Painting insights. Its construction is comprised of all 8 laps. The blue background is the police and the likes that surround us. The brush is loaded and tapped and stopped the colors down. Shots being fired at a target to create a picture. We in the inner city are created by shots, shots at a bucket end zone. Your girl, my girl, Shots at a hair cut, shots at wide noses and big lips. Shots at the very thing that keeps us alive. We take these things, make a new us other than what our mothers and fathers created. The shots they shoot, the sons and daughters of Almighty white father, form a picture as well. Some see resistance in the dark. Some see the complexity of our beauty, our strength. The ability to endure, figure out ways to thrive where they can't survive. Skin tones says something different to everyone. To reclaim humanity. Beauty. I opted to use everyone’s favorite color. Reds, blues, yellows, greens, purples… I try not to promote brands and labels in my work. They don’t free promote me…Seen?

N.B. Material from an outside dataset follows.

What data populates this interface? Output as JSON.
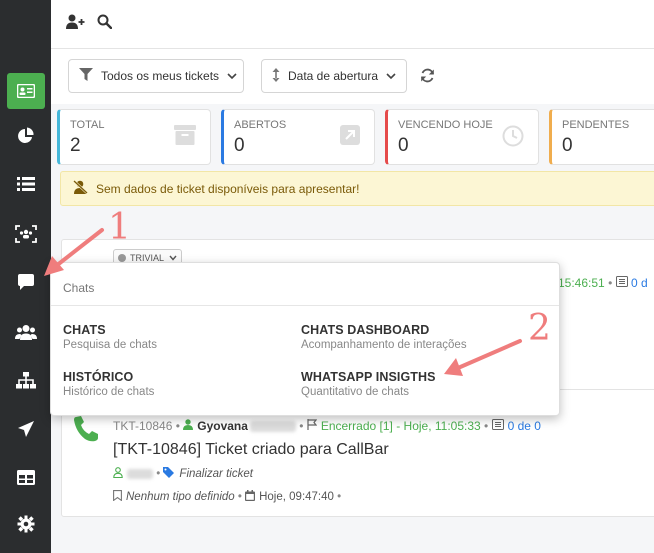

ABOUT THE ARTIST: DARREN MORRIS
DarRen Morris paints from his memories, his spirituality and his current life inside one of Wisconsin’s maximum-security prisons. He sees the world through pattern and color and light despite being in a place that lacks a full pallet of hues. He has no formal artistic training, so his styles range greatly. He will paint on any surface available, including cardboard. He must paint. It is his way of enduring his life sentence (given at age 17). In prison, he is limited to student grade acrylics and some pastels. He can never stand more than four feet from his work to gain perspective. He paints from his African Jamaican and Rastafarian roots. He often paints semi self-portraits because there are no models for his portraits inside.
When asked why he paints, he responds, “Why do I paint? It is a hard question to answer. It is like, how does a fish breathe in water? I paint because I must. I cannot say when I began my attraction to art because as long as I can remember it has always been a part of me. It goes back so far that I cannot trace it to a particular point. Shapes and colors have always stood out to me. As a kid, I really didn’t talk a lot. I had a hearing impairment that hadn’t been treated yet, but I didn’t know I heard differently. So for me, my experience of the world was always based on mostly what I saw. Colors and shapes just always stood out. I remember the world visually. As a boy, every opportunity I got I would be sketching and drawing, although I did not know then that there were actual Black artists. Art is innate for me; it is deeply ingrained into who I have always been. Now, in prison, it is my survival.”